Temporal Data Provenance
Provenance has two axes: where a fact came from, and when it was true. AI needs both to reason reliably.
We usually treat provenance as a question of source: where did this come from, and can I trust it? There is a second axis that matters just as much, especially for AI: time.
A fact is rarely true forever. Some information is evergreen, like a birthdate. Most of it has a lifespan. A price, a job title, a piece of medical guidance, the name of a country’s leader: each was true for a window, and stale outside it. Provenance that records the source but not the timeframe gives you half the picture.
Temporal data provenance closes that gap. Alongside “where did this come from”, it records when a fact was first seen, the period it was claimed to be true, how long that is expected to hold, and when an update was likely. That metadata turns a flat snapshot of the web into something you can reason over across time.

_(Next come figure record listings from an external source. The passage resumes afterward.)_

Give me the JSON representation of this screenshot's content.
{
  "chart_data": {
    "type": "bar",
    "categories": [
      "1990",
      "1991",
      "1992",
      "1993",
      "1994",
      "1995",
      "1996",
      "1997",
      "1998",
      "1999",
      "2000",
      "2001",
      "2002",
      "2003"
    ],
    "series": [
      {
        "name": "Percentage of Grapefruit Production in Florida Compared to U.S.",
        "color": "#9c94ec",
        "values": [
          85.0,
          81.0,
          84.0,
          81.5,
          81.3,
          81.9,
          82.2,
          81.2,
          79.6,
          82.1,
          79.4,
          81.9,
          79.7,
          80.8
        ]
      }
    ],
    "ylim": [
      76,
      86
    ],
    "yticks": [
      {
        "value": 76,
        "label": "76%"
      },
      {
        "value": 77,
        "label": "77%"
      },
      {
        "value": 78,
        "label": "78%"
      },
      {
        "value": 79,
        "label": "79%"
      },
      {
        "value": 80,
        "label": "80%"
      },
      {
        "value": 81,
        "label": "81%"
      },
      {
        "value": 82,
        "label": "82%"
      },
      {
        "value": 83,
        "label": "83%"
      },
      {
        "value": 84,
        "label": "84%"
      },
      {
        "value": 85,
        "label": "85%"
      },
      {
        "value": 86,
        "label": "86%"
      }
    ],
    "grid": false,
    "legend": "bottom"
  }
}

This matters most for agents. LLMs process information quickly but lose track of where it sits in time, which is how you end up citing advice that expired two years ago. As token budgets push us to feed models smaller and smaller fragments, each fragment has to carry its own temporal context, or precision quietly erodes.
It also helps with trust and debugging. When an agentic flow chains dozens of retrievals, knowing exactly when and where each fragment came from is what lets you trace a wrong answer back to its source.
Get provenance right on both axes, source and time, and you can do something most search still cannot: organise the past, and reason clearly about what is true now.